在肾脏中,亨氏袢的厚壁升支(TAL)在氯化钠稳态和血压调节中起着至关重要的作用。在盐敏感性高血压的人类和动物模型中,通过顶端钠/钾/2氯协同转运蛋白(NKCC2)进行的氯化钠重吸收在TAL中异常增加。我们发现,氯化钠重吸收受TAL顶端表面NKCC2的存在控制。然而,维持NKCC2在顶端表面稳态水平的分子机制尚不清楚。在此,我们报告NKCC2与F-肌动蛋白交联蛋白辅肌动蛋白-4(ACTN4)相互作用。
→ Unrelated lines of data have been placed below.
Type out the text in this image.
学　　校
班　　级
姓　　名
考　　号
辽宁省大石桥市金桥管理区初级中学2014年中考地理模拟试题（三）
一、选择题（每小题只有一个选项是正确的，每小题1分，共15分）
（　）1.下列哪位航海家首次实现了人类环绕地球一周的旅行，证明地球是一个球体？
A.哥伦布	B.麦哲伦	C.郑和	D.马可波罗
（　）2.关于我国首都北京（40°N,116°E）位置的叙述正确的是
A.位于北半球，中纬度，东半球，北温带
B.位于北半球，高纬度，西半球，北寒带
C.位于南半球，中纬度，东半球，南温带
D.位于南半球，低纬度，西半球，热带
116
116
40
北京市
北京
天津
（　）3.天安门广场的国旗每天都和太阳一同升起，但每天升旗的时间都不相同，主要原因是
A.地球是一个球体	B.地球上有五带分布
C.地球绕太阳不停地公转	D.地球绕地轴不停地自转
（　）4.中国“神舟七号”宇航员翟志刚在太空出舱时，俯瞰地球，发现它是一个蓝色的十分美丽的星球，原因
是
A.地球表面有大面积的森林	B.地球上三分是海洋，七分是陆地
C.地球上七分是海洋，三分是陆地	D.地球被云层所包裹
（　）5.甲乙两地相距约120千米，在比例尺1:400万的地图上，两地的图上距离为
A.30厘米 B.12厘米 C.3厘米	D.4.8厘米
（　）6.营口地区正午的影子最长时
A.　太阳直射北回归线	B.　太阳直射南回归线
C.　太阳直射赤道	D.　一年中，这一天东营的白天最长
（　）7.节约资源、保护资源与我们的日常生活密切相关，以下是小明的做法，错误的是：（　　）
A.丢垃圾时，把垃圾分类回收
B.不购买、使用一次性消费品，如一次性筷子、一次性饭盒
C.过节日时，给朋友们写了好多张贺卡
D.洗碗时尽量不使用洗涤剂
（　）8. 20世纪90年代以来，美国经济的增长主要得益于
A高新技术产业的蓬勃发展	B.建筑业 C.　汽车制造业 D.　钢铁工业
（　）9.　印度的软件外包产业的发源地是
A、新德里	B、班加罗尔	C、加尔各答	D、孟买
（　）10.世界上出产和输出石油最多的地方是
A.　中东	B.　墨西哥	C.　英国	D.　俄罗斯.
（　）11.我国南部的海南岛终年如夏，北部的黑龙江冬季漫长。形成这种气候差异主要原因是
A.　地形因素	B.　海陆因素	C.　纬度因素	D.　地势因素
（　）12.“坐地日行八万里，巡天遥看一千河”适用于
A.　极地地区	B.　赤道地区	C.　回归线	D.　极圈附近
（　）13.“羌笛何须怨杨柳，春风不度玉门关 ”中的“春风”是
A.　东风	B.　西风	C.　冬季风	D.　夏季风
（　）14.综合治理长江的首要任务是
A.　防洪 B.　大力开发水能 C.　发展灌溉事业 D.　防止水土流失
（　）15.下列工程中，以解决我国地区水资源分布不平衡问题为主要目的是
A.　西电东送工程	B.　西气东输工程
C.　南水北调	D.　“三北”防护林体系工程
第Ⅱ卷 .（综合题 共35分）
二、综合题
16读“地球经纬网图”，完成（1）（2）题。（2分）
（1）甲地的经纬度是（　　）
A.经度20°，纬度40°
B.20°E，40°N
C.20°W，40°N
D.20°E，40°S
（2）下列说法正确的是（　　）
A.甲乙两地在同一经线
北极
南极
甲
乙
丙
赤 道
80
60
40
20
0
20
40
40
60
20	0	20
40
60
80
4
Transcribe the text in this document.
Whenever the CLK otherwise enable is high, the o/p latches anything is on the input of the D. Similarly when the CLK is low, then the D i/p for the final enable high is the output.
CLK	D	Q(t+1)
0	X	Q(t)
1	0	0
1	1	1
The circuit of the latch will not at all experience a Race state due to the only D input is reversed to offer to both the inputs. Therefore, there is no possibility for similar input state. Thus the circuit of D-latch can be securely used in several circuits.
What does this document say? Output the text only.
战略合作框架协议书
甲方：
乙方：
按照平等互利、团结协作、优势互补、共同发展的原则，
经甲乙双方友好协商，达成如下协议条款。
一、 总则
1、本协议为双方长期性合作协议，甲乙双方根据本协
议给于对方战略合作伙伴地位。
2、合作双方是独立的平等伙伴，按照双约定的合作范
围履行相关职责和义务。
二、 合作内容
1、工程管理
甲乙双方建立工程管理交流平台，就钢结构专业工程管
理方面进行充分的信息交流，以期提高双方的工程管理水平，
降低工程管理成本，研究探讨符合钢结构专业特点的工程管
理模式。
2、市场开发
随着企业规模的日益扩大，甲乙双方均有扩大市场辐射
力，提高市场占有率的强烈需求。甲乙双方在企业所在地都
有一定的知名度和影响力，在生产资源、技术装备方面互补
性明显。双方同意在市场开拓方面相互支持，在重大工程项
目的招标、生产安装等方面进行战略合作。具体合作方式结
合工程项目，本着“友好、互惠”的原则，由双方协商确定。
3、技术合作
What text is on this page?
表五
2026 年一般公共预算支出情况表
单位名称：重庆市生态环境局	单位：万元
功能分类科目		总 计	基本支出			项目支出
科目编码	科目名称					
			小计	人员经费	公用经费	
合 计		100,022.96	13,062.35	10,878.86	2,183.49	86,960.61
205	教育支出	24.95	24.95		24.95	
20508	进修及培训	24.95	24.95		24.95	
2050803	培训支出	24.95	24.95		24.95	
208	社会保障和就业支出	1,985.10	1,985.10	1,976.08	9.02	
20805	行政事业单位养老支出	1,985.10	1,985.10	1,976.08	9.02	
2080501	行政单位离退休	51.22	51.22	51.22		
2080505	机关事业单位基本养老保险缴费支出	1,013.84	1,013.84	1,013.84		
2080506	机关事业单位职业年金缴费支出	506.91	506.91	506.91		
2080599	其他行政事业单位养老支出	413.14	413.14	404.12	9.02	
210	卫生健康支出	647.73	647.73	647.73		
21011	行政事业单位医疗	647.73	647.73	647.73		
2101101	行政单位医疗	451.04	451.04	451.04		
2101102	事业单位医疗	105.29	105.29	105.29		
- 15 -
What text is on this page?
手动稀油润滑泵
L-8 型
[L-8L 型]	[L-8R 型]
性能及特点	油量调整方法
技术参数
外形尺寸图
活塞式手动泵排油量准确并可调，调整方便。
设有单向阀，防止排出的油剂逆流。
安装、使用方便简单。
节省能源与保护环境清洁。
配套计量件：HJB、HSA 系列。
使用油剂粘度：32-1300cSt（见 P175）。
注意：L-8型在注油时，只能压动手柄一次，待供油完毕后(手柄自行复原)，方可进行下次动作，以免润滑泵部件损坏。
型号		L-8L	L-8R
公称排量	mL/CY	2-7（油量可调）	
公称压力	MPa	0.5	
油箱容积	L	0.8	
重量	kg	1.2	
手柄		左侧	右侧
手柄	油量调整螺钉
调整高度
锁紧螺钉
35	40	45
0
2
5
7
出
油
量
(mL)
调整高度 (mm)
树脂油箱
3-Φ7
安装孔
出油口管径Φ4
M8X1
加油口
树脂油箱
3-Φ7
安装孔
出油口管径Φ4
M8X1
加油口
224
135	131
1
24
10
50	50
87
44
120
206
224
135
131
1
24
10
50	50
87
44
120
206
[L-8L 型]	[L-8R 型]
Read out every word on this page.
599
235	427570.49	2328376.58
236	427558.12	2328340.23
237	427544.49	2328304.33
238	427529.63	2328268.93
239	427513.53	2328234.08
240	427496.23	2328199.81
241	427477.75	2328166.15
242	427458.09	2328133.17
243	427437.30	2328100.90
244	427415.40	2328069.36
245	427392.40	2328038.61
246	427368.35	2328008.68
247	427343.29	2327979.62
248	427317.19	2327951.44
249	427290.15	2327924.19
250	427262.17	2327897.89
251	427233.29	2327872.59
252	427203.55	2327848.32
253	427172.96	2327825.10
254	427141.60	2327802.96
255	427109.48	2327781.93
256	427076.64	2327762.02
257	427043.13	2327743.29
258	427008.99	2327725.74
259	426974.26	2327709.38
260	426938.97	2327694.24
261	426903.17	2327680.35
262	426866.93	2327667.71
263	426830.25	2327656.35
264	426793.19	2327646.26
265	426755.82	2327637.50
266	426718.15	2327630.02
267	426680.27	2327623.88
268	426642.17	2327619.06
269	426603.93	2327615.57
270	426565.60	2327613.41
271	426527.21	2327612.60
我们通过蛋白质印迹法和免疫荧光显微镜发现ACTN4在TAL中表达。ACTN4与NKCC2免疫共沉淀,重组谷胱甘肽-S-转移酶(GST)-ACTN4从TAL裂解物中下拉NKCC2。ACTN4参与其他细胞的内吞作用。因此,我们推测ACTN4结合顶端NKCC2并调节其转运。为了研究ACTN4在NKCC2表面表达中的作用,我们通过短发夹RNA(shRNA)或CRISPR/Cas9系统在体内使ACTN4沉默,以降低TAL中ACTN4的表达。我们观察到,通过shRNA或CRISPR/Cas9系统在体内使ACTN4沉默会增加TAL顶端表面NKCC2的量。与表面NKCC2的增加一致,在体内使ACTN4沉默后,布美他尼诱导的利尿和利钠作用增强了35%(腺相关病毒-NKCC2- Cas9:3841±709 vs.腺相关病毒-引导RNA-ACTN4:5546±622 μmol钠/8小时,t = 5,P < 0.05)。我们得出结论,ACTN4结合NKCC2以调节其表面表达。使用shRNA或CRISPR/Cas9选择性地消耗TAL中的ACTN4可增强表面NKCC2和TAL-氯化钠重吸收,表明ACTN4-NKCC2相互作用的调节对于肾脏氯化钠重吸收很重要,并且可能与高血压有关。ACTN4在肾小球足细胞中的功能和功能障碍已得到广泛研究。然而,ACTN4在肾单位中的功能尚未得到研究。我们的论文首次表明,在肾单位中,ACTN4部分通过影响NKCC2表面表达来调节氯化钠重吸收。ACTN4与NKCC2之间的蛋白质-蛋白质相互作用似乎介导了TAL中的NKCC2内吞作用。当使用CRISPR/Cas9或shRNAs在体内使TAL中的ACTN4沉默时,表面NKCC2和氯化钠重吸收增加。